Meet the Woman bringing Dignity and Diversity to Twitter
As Twitter's vice president of intersectionality, culture and diversity, Candi Castleberry Singleton, who splits her time between Pittsburgh and San Francisco, works tirelessly to bring inclusion and respect to companies.
photo by emmai alaquiva
In her first few months at Twitter, Candi Castleberry Singleton invented the “grow together elbow.” It was a creation of necessity: Since Twitter’s San Francisco headquarters has no permanent work stations, the company’s new vice president of intersectionality, culture and diversity found herself carrying her laptop and coffee to meetings, making it tough to shake hands.
Without a free hand, the Los Angeles native started bumping elbows. “It is a way that I think crosses fewer cultural boundaries than shaking hands,” she says, “and quite honestly, coming from healthcare, it’s a way you don’t have to worry about people washing their hands.”
Castleberry Singleton, who splits her time between Pittsburgh and San Francisco, says her seven years working as the chief inclusion & diversity officer for UPMC gave her a greater degree of understanding for people who don’t consider themselves part of the diversity and inclusion conversation.
After working to improve diversity at Walgreens, Motorola and Sun Microsystems, Castleberry Singleton had experience to address the tough, perpetual problem of the lack of diversity in the tech field; when she joined Twitter in July, recent company data showed Twitter’s employees were only 37 percent female; underrepresented minorities made up 11 percent of employees.
While she acknowledges that improving patient interactions from a diversity and inclusion perspective at UPMC was more important than any work she had ever done, she is excited to be back working in tech at a company with global reach.
What challenges did you face at UPMC — and what legacy did you leave?
CCS: Healthcare misses the opportunity to think about cultural awareness and faith as one of the largest decision-making criteria for individuals … Patient experience is not necessarily something that people associate with diversity and inclusion. But if you think about immigrants, refugees, if you think about people who have English as a second language, people who have never experienced an American healthcare system, people who have different traditions for sickness, [as well as] dying and death and the LGBT community, you can imagine that there was a huge body of work there that wasn’t necessarily associated with diversity prior to us forming what was then called the UPMC Center for Engagement and Inclusion.
You’re the founder of the Dignity & Respect Campaign, which promotes inclusion and diversity at work and in organizations.
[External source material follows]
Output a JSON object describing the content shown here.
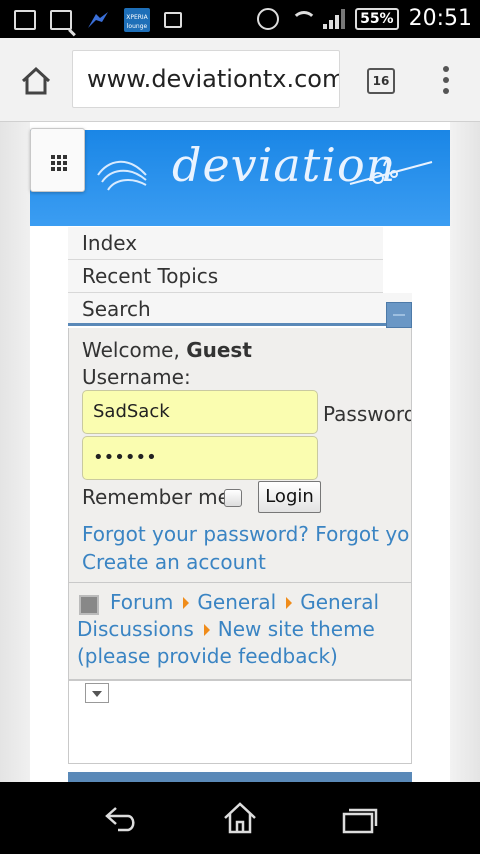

What’s the origin story?
CCS: There’s a longer story about why the Dignity & Respect Campaign got started, and it has to do with trying to get an apartment in Pittsburgh and it not working out in a way that made me feel respected … It was probably the first time that I connected the word dignity and respect together because it was the absence of respect that for me was feeling like it was challenging my dignity … I had two options: I could take up my Berkeley roots and put up some picket signs outside and turn it into more than perhaps it was, or I could do something about it that perhaps will let other people learn.
What’s the day-to-day experience like taking on a role like yours at Twitter?
CCS: They believe in the mission of informing and uniting the world. They believe that the platform has the ability to do just that, and I would say the way inclusion and diversity fit into that picture is that in order for us to unite in a world, we must all acknowledge that we’re not all going to be the same, and we have to create space for all of us to coexist.
Give us your view of the current diversity landscape in the tech world.
CCS: One of the things that I’ve learned over the course of doing this work for many years is the absence of diversity often has more to do with favoritism than it has to do with discrimination. What I mean by that is that people generally hire their friends … I often challenge people: If I asked you to bring five of your friends to this room tomorrow, would your contribution be five people just like you? Or is your network diverse enough to bring diversity with you?
What goals do you have on your bucket list — personally or professionally?
CCS: I believe that we will see great things continue to come from Twitter, continue to come from our purpose of uniting people on our platform, helping people to understand what’s happening in the world beyond their own communities, understanding what they can do to help unite the world. To be a part of a team and an organization that is at the forefront of doing that, [there is] not a better place to be. That is my bucket list. To be able to do that is the bucket list experience.